Higher Education Quick Takes
Officials at the University of Nebraska at Omaha announced Sunday that the institution's athletics program would move to the National Collegiate Athletic Association's Division I -- but shed its football and wrestling programs in the process. In a news conference Sunday about the move, which still requires the approval of the university's Board of Regents, campus officials said the decision was necessary to ensure the long-term financial viability of the sports program.
Police and University of Virginia officials are investigating the possibility of hazing by Zeta Psi after a pledge was hospitalized for drinking an entire bottle of soy sauce, The Washington Post reported. The student had a seizure and was hospitalized with an electrolyte imbalance. The Daily Progress, a Charlottesville newspaper, also reported that the pledges were made to eat a dish made of dog food, matzo balls, gefilte fish and soy sauce.
A faculty panel at the Widener University School of Law has recommended that the institution stop trying to fire Lawrence J. Connell, a law professor, over hypothetical examples he used in class involving the killing of the law dean, The Philadelphia Inquirer reported. Connell has maintained that the use of hypothetical examples -- even ones involving violence and known individuals -- is common and is part of the teaching process. He also has said that he is facing ouster because he is a conservative. He outlined his views on the controversy in an interview on the website of the National Association of Scholars.

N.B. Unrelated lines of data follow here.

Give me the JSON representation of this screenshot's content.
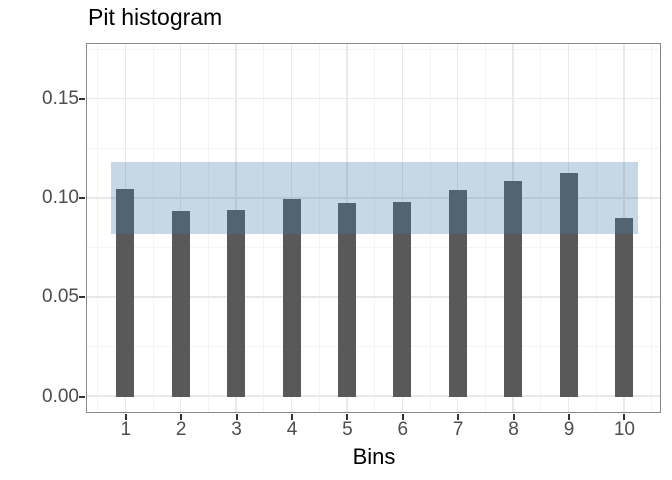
{
  "chart_data": {
    "type": "bar",
    "title": "Pit histogram",
    "xlabel": "Bins",
    "ylabel": "",
    "categories": [
      "1",
      "2",
      "3",
      "4",
      "5",
      "6",
      "7",
      "8",
      "9",
      "10"
    ],
    "values": [
      0.1045,
      0.0931,
      0.0939,
      0.0993,
      0.0975,
      0.0979,
      0.1037,
      0.1082,
      0.1124,
      0.09
    ],
    "band": {
      "lower": 0.0815,
      "upper": 0.1182
    },
    "ytick_labels": [
      "0.00",
      "0.05",
      "0.10",
      "0.15"
    ],
    "ytick_values": [
      0,
      0.05,
      0.1,
      0.15
    ],
    "ytick_minor_values": [
      0.025,
      0.075,
      0.125,
      0.175
    ],
    "ylim": [
      -0.011,
      0.178
    ],
    "grid": "major-and-minor",
    "legend": "none",
    "colors": {
      "bar": "#595959",
      "band": "rgba(69,124,172,0.30)",
      "axis_text": "#4d4d4d",
      "title_text": "#000000",
      "grid_major": "#e9e9e9",
      "grid_minor": "#f4f4f4",
      "panel_border": "#898989",
      "tick_mark": "#333333"
    }
  }
}
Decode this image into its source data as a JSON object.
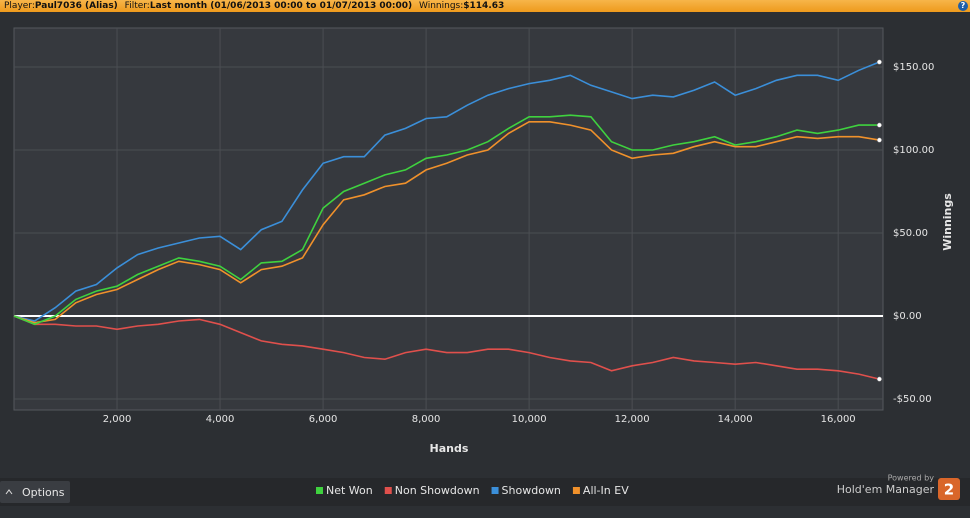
{
  "header": {
    "player_label": "Player:",
    "player": "Paul7036 (Alias)",
    "filter_label": "Filter:",
    "filter": "Last month (01/06/2013 00:00 to 01/07/2013 00:00)",
    "winnings_label": "Winnings:",
    "winnings": "$114.63",
    "help": "?"
  },
  "chart_data": {
    "type": "line",
    "xlabel": "Hands",
    "ylabel": "Winnings",
    "grid": true,
    "legend": "bottom",
    "x": [
      0,
      400,
      800,
      1200,
      1600,
      2000,
      2400,
      2800,
      3200,
      3600,
      4000,
      4400,
      4800,
      5200,
      5600,
      6000,
      6400,
      6800,
      7200,
      7600,
      8000,
      8400,
      8800,
      9200,
      9600,
      10000,
      10400,
      10800,
      11200,
      11600,
      12000,
      12400,
      12800,
      13200,
      13600,
      14000,
      14400,
      14800,
      15200,
      15600,
      16000,
      16400,
      16800
    ],
    "xlim": [
      0,
      16870
    ],
    "xticks": [
      {
        "value": 2000,
        "label": "2,000"
      },
      {
        "value": 4000,
        "label": "4,000"
      },
      {
        "value": 6000,
        "label": "6,000"
      },
      {
        "value": 8000,
        "label": "8,000"
      },
      {
        "value": 10000,
        "label": "10,000"
      },
      {
        "value": 12000,
        "label": "12,000"
      },
      {
        "value": 14000,
        "label": "14,000"
      },
      {
        "value": 16000,
        "label": "16,000"
      }
    ],
    "ylim": [
      -56.6,
      173.5
    ],
    "yticks": [
      {
        "value": -50,
        "label": "-$50.00"
      },
      {
        "value": 0,
        "label": "$0.00"
      },
      {
        "value": 50,
        "label": "$50.00"
      },
      {
        "value": 100,
        "label": "$100.00"
      },
      {
        "value": 150,
        "label": "$150.00"
      }
    ],
    "series": [
      {
        "name": "Net Won",
        "color": "#3fd23f",
        "values": [
          0,
          -5,
          0,
          10,
          15,
          18,
          25,
          30,
          35,
          33,
          30,
          22,
          32,
          33,
          40,
          65,
          75,
          80,
          85,
          88,
          95,
          97,
          100,
          105,
          113,
          120,
          120,
          121,
          120,
          105,
          100,
          100,
          103,
          105,
          108,
          103,
          105,
          108,
          112,
          110,
          112,
          115,
          115
        ]
      },
      {
        "name": "Non Showdown",
        "color": "#e0504c",
        "values": [
          0,
          -5,
          -5,
          -6,
          -6,
          -8,
          -6,
          -5,
          -3,
          -2,
          -5,
          -10,
          -15,
          -17,
          -18,
          -20,
          -22,
          -25,
          -26,
          -22,
          -20,
          -22,
          -22,
          -20,
          -20,
          -22,
          -25,
          -27,
          -28,
          -33,
          -30,
          -28,
          -25,
          -27,
          -28,
          -29,
          -28,
          -30,
          -32,
          -32,
          -33,
          -35,
          -38
        ]
      },
      {
        "name": "Showdown",
        "color": "#3b8fd9",
        "values": [
          0,
          -3,
          5,
          15,
          19,
          29,
          37,
          41,
          44,
          47,
          48,
          40,
          52,
          57,
          76,
          92,
          96,
          96,
          109,
          113,
          119,
          120,
          127,
          133,
          137,
          140,
          142,
          145,
          139,
          135,
          131,
          133,
          132,
          136,
          141,
          133,
          137,
          142,
          145,
          145,
          142,
          148,
          153
        ]
      },
      {
        "name": "All-In EV",
        "color": "#f0912b",
        "values": [
          0,
          -4,
          -2,
          8,
          13,
          16,
          22,
          28,
          33,
          31,
          28,
          20,
          28,
          30,
          35,
          55,
          70,
          73,
          78,
          80,
          88,
          92,
          97,
          100,
          110,
          117,
          117,
          115,
          112,
          100,
          95,
          97,
          98,
          102,
          105,
          102,
          102,
          105,
          108,
          107,
          108,
          108,
          106
        ]
      }
    ]
  },
  "footer": {
    "options": "Options",
    "powered_by": "Powered by",
    "brand": "Hold'em Manager",
    "brand_version": "2"
  }
}
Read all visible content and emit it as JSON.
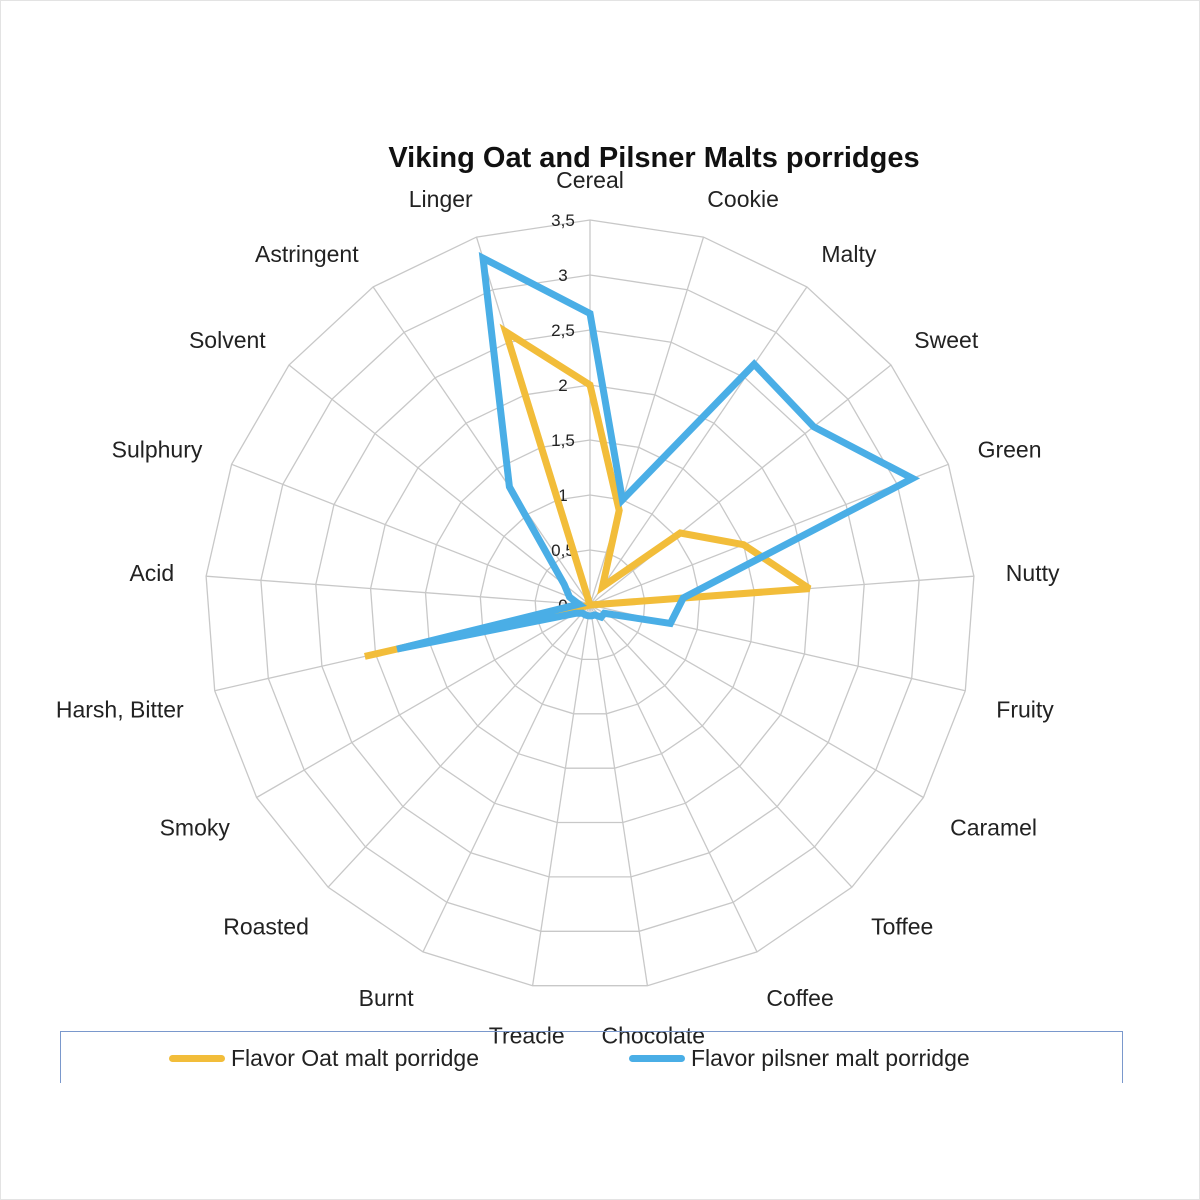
{
  "chart_data": {
    "type": "radar",
    "title": "Viking Oat and Pilsner Malts porridges",
    "categories": [
      "Cereal",
      "Cookie",
      "Malty",
      "Sweet",
      "Green",
      "Nutty",
      "Fruity",
      "Caramel",
      "Toffee",
      "Coffee",
      "Chocolate",
      "Treacle",
      "Burnt",
      "Roasted",
      "Smoky",
      "Harsh, Bitter",
      "Acid",
      "Sulphury",
      "Solvent",
      "Astringent",
      "Linger"
    ],
    "rlim": [
      0,
      3.5
    ],
    "ticks": [
      0,
      0.5,
      1,
      1.5,
      2,
      2.5,
      3,
      3.5
    ],
    "tick_labels": [
      "0",
      "0,5",
      "1",
      "1,5",
      "2",
      "2,5",
      "3",
      "3,5"
    ],
    "grid": true,
    "legend_position": "bottom",
    "series": [
      {
        "name": "Flavor Oat malt porridge",
        "color": "#f2bd3a",
        "values": [
          2.0,
          0.9,
          0.2,
          1.05,
          1.5,
          2.0,
          0.0,
          0.0,
          0.0,
          0.0,
          0.0,
          0.0,
          0.0,
          0.0,
          0.0,
          2.1,
          0.0,
          0.0,
          0.0,
          0.0,
          2.6
        ]
      },
      {
        "name": "Flavor pilsner malt porridge",
        "color": "#4aaee6",
        "values": [
          2.65,
          1.0,
          2.65,
          2.6,
          3.15,
          0.85,
          0.75,
          0.15,
          0.15,
          0.1,
          0.1,
          0.1,
          0.1,
          0.1,
          0.15,
          1.8,
          0.1,
          0.2,
          0.3,
          1.3,
          3.3
        ]
      }
    ]
  }
}
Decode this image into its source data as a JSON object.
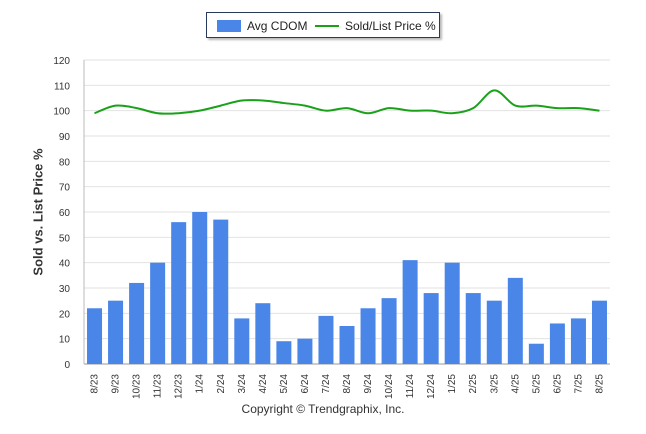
{
  "chart_data": {
    "type": "bar",
    "categories": [
      "8/23",
      "9/23",
      "10/23",
      "11/23",
      "12/23",
      "1/24",
      "2/24",
      "3/24",
      "4/24",
      "5/24",
      "6/24",
      "7/24",
      "8/24",
      "9/24",
      "10/24",
      "11/24",
      "12/24",
      "1/25",
      "2/25",
      "3/25",
      "4/25",
      "5/25",
      "6/25",
      "7/25",
      "8/25"
    ],
    "series": [
      {
        "name": "Avg CDOM",
        "type": "bar",
        "color": "#4a86e8",
        "values": [
          22,
          25,
          32,
          40,
          56,
          60,
          57,
          18,
          24,
          9,
          10,
          19,
          15,
          22,
          26,
          41,
          28,
          40,
          28,
          25,
          34,
          8,
          16,
          18,
          25
        ]
      },
      {
        "name": "Sold/List Price %",
        "type": "line",
        "color": "#1aa11a",
        "values": [
          99,
          102,
          101,
          99,
          99,
          100,
          102,
          104,
          104,
          103,
          102,
          100,
          101,
          99,
          101,
          100,
          100,
          99,
          101,
          108,
          102,
          102,
          101,
          101,
          100
        ]
      }
    ],
    "ylabel": "Sold vs. List Price %",
    "ylim": [
      0,
      120
    ],
    "yticks": [
      0,
      10,
      20,
      30,
      40,
      50,
      60,
      70,
      80,
      90,
      100,
      110,
      120
    ],
    "grid": true,
    "legend_position": "top-center"
  },
  "copyright": "Copyright © Trendgraphix, Inc."
}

Hoping to tap into Governor Scott Walker's interest in giving more independence to the state's flagship university in Madison, University of Wisconsin System leaders on Thursday released a proposal that would give similar autonomy to all of the public colleges and universities in the UW system. The "Wisconsin Idea Partnership," as the plan is called, would "build on" Walker's controversial plan to offer "new operational freedom to UW-Madison," while "extending the new flexibilities to all UW campuses as part of a unified system," the system's Board of Regents said.
A coalition of higher education groups on Thursday asked Congressional leaders to push for a one-year delay in two Education Department regulations that are scheduled to take effect in July. The groups, organized as usual by the American Council on Education, urged Representative Virginia Foxx (R-N.C.), who heads the House of Representatives postsecondary education subcommittee, to either encourage or force the Education Department to delay the implementation date of rules that would establish a federal definition of "credit hour" and expand state authorization requirements (see related Views essay). The two rules are part of a larger package of regulations aimed at protecting the integrity of federal financial aid programs, and they "will have little or no effect in curbing fraud and abuse, but they could do enormous damage to the quality and diversity of postsecondary academic offerings," the groups wrote. Education Department officials have ignored previous requests from the higher education associations to change or rescind the rules, the groups said. And with time running out, neither state officials nor campus administrators have guidance about how to implement the new rules, making for an impossible situation, the associations suggest.
A strike by faculty members led Vancouver Island University to cancel all classes Thursday, The Vancouver Sun reported. Faculty members are pushing for more job security at a time that provincial funds for higher education are being cut.
The Board of Regents of the Nevada System of Higher Education, facing yet another round of massive budget cuts, will hear a proposal Friday that would entail closing or merging four of the system's eight campuses, the Las Vegas Review-Journal reported. Threatened in the plan are Nevada State College, the system's nine-year-old four-year college, the Desert Research Institute, Western Nevada College and Great Basin College, according to the newspaper. Governor Brian Sandoval's budget would require the university system to cut $162 million by 2013, almost 30 percent of its 2011 allocation.
Moises Salinas, a former professor and chief diversity officer at Central Connecticut State University, pleaded no contest Wednesday to charges of sexually assaulting one of his students, The Hartford Courant reported. The judge in the case gave Salinas a suspended one-year jail sentence and also ordered that he resign his job and not teach again. The position Salinas held at the university included investigating charges of sexual assault or harassment.
Saint Joseph's University announced Thursday that serious cardiovascular issues will prevent its new president from stepping into the job. Father Joseph O'Keefe was chosen as the Roman Catholic institution's president in January, but a routine pre-employment physical uncovered the medical issues, the statement said. Father O'Keefe was due to start May 18, but instead will take a year's leave from Boston College, where he was dean of education.